Ars Technica
On Monday, researchers from Microsoft introduced Kosmos-1, a multimodal model that can analyze images for content, solve visual puzzles, perform visual text recognition, passing visual IQ tests, and understanding natural language instructions. Researchers believe that multimodal AI—which integrates different input modes such as text, audio, images, and video—is an important step in building artificial general intelligence (AGI) that can perform general the tasks at the level of a person.
“It has become a fundamental part of intelligence, multimodal perception is a prerequisite to achieve the artificial general intelligencein terms of knowledge acquisition and grounding in the real world,” the researchers wrote in their academic paper, “Language Is Not Everything You Need: Aligning Perception with Language Models.”
Visual examples from the Kosmos-1 paper show the model analyzing images and answering questions about them, reading text from an image, writing captions for images, and taking a visual IQ test with 22-26 percent accuracy (more on that below).
-
An example provided by Microsoft in Kosmos-1 that answers questions about images and websites.
Microsoft
-
An example provided by Microsoft of “multimodal chain-of-thought prompting” for Kosmos-1.
Microsoft
-
An example of Kosmos-1 doing visual question answering, provided by Microsoft.
Microsoft
While the media buzzes with news about large-scale language models (LLM), some AI experts point to multimodal AI as a clearer path to general artificial intelligence, a technology that hypothetically able to replace people in any intellectual task (and any intellectual work). AGI is the stated goal of OpenAI, a key business partner of Microsoft in the AI space.
In this case, Kosmos-1 appears to be a pure Microsoft project without the involvement of OpenAI. The researchers call their creation a “multimodal large language model” (MLLM) because its roots are in natural language processing such as text-only LLM, such as ChatGPT. And it shows: In order for Kosmos-1 to accept image input, researchers must first translate the image into a special series of tokens (basically text) that LLM can understand. The Kosmos-1 paper describes this in more detail:
For the input format, we flatten the input as an array decorated with special tokens. Specifically, we use the
and to specify the start and end of the range. The special tokensand indicates the beginning and end of encoded image embeddings. For example, “DOCUMENTS ” is a text input, and “paragraph” is an interleaved image-text input.Image Embedding PARAGRAPH… An embedding module is used to encode both text tokens and other input modalities into vectors. Then the embeddings are fed to the decoder. For the input tokens, we use a lookup table to map them to the embeddings. For the modalities of continuous signals (for example, image, and audio), it is also possible to represent the inputs as discrete codes and then consider them as “foreign languages”.
Microsoft trained Kosmos-1 using data from the web, including excerpts from The Pile (an 800GB English text resource) and Common Crawl. After training, they evaluated Kosmos-1’s abilities in several tests, including language comprehension, language generation, text classification without optical character recognition, image captioning, response in visual query, web page query answering, and zero-shot image classification. In most of these tests, Kosmos-1 outperformed current state-of-the-art models, according to Microsoft.

Microsoft
Of particular interest is the Kosmos-1’s performance on Raven’s Progressive Reasoning, which measures visual IQ by presenting a sequence of shapes and asking the test taker to complete the sequence. To test Kosmos-1, researchers fed a filled test, one at a time, with each option completed and asked if the answer was correct.
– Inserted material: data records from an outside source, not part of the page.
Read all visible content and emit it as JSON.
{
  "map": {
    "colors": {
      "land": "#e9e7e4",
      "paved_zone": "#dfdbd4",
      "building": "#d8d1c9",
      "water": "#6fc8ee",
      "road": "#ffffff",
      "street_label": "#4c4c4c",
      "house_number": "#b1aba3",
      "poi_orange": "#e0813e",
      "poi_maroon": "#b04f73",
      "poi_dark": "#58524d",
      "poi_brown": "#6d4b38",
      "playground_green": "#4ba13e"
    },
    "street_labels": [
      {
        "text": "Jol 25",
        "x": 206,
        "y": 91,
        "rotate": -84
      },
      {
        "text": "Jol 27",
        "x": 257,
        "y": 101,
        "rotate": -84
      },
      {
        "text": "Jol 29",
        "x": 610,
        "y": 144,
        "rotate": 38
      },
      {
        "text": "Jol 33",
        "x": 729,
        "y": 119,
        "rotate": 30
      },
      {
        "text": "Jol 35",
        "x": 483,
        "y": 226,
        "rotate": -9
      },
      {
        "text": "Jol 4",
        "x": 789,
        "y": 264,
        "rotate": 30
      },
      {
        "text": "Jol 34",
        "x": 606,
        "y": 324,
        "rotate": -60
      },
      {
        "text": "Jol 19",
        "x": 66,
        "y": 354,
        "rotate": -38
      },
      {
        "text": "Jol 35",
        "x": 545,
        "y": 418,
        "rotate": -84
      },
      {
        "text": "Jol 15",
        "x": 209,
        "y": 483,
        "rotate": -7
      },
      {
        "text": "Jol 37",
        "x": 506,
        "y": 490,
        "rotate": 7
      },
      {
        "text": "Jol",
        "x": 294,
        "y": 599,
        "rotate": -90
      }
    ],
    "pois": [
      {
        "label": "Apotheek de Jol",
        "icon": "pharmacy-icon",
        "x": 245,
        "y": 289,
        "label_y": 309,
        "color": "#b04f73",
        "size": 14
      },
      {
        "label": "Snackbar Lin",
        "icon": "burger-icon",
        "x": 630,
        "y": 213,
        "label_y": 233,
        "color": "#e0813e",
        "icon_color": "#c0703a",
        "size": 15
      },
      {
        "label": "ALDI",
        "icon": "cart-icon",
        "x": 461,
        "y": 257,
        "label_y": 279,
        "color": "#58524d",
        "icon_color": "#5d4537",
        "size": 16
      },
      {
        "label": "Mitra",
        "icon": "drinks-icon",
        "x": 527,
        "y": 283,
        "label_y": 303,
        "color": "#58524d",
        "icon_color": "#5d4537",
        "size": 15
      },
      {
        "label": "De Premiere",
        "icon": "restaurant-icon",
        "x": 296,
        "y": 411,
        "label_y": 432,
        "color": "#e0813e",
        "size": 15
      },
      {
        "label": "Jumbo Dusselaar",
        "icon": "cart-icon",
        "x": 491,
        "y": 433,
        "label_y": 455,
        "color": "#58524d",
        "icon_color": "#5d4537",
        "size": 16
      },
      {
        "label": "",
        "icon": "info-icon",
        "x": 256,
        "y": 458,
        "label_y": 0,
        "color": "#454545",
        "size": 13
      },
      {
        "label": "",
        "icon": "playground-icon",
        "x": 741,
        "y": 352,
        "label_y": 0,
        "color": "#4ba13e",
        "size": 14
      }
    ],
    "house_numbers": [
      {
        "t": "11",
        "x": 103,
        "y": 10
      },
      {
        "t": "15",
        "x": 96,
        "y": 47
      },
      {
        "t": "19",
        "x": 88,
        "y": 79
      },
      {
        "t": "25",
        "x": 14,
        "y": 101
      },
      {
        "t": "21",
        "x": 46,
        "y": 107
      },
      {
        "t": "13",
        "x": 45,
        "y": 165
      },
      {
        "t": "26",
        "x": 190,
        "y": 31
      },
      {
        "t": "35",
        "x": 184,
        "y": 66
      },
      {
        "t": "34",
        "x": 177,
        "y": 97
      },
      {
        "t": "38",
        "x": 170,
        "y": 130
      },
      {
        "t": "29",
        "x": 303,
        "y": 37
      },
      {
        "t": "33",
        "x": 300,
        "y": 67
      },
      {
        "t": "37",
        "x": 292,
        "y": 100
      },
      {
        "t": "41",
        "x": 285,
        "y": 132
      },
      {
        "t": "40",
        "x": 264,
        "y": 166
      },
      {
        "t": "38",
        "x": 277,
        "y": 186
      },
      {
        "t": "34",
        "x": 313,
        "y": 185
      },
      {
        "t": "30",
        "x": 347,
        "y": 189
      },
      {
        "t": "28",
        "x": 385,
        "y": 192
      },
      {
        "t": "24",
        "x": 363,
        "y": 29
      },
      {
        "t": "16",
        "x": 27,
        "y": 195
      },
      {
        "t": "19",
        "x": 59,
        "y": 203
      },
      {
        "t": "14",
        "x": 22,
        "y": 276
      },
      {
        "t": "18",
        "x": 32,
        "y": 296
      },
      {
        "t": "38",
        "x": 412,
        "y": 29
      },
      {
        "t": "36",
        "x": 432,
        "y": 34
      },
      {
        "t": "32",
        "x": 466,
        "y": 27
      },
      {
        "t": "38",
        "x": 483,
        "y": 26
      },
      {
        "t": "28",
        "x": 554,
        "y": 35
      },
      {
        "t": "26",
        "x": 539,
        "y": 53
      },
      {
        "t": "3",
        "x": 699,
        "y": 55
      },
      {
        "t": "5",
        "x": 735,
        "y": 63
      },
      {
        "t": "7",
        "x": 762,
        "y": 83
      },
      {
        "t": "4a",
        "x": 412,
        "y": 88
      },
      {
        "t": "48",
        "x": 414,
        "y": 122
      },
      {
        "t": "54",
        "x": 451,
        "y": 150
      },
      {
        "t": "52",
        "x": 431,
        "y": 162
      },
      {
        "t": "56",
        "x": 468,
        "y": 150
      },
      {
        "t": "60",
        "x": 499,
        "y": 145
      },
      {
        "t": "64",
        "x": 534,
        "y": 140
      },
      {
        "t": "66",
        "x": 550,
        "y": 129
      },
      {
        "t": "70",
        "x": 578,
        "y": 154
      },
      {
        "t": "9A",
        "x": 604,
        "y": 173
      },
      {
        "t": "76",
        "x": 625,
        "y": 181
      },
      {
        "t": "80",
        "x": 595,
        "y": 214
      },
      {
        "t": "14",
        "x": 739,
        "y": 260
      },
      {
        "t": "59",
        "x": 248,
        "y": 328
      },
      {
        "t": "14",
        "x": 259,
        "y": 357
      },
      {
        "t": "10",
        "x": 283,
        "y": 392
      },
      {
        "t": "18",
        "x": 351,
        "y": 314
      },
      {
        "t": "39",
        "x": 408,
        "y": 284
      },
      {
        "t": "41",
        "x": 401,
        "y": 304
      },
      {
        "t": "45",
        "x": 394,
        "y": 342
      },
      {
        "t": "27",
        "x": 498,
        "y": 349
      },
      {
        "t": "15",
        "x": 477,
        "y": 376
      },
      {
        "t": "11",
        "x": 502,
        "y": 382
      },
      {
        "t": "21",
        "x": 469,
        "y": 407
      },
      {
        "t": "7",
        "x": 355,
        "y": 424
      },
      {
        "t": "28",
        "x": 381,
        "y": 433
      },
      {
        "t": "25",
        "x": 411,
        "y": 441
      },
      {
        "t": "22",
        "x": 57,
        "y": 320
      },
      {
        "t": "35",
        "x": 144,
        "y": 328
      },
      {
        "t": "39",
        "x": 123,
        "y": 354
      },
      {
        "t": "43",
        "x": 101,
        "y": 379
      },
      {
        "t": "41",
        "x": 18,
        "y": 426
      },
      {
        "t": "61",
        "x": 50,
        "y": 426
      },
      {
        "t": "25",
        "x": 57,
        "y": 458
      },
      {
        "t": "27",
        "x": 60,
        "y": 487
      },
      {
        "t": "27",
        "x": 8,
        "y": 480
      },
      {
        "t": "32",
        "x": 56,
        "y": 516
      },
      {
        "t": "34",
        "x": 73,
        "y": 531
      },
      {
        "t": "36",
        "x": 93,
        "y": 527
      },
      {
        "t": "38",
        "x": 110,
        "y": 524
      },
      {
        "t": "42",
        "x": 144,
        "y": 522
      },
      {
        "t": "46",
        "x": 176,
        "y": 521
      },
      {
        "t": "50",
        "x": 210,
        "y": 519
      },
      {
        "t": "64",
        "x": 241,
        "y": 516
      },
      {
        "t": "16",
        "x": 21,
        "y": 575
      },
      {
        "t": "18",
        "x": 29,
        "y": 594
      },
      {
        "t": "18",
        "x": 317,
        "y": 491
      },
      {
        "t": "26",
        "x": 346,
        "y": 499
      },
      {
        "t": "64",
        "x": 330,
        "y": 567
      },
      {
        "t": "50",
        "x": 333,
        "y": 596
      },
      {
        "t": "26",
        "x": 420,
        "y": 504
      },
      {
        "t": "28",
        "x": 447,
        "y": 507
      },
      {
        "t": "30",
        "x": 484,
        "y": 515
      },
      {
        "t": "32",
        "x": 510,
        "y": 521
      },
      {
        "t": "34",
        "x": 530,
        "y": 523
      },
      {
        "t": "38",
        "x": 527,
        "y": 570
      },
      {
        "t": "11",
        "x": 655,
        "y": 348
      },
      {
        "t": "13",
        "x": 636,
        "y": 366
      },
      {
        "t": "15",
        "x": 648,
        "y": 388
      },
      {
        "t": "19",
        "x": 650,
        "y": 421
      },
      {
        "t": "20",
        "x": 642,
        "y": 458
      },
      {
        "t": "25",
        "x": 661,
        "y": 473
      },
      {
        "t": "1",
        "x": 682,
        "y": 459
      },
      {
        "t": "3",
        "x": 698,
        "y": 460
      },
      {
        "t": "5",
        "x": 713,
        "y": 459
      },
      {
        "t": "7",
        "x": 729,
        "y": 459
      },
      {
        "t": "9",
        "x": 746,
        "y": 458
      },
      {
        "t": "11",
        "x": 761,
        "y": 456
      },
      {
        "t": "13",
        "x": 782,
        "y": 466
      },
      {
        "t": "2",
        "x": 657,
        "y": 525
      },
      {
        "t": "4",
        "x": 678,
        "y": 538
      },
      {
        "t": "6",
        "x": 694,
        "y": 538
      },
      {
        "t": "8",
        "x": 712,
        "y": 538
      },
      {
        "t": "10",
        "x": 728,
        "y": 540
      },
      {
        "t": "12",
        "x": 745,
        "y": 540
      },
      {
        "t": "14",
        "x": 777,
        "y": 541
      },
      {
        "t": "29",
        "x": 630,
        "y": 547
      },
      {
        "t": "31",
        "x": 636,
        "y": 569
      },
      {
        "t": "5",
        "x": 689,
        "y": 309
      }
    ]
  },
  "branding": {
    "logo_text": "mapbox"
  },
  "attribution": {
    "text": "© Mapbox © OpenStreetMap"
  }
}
Kosmos-1 could only correctly answer a question in the Raven test 22 percent of the time (26 percent with fine tuning). It’s not a slam dunk, and methodological errors can affect the results, but Kosmos-1 beats random chance (17 percent) in the Raven IQ test.
However, while Kosmos-1 represents early steps in the multimodal domain (an approach that is also pursued by others), it is easy to imagine that future optimization may bring more important results, allowing AI models can detect any form of media and act on it. , which will greatly improve the abilities of artificial assistants. In the future, the researchers say they want to scale Kosmos-1 to the size of the model and also integrate the ability to speak.
Microsoft has said it plans to make Kosmos-1 available to developers, although the GitHub page cited by the paper did not include any Kosmos-specific code at the time of this story’s publication.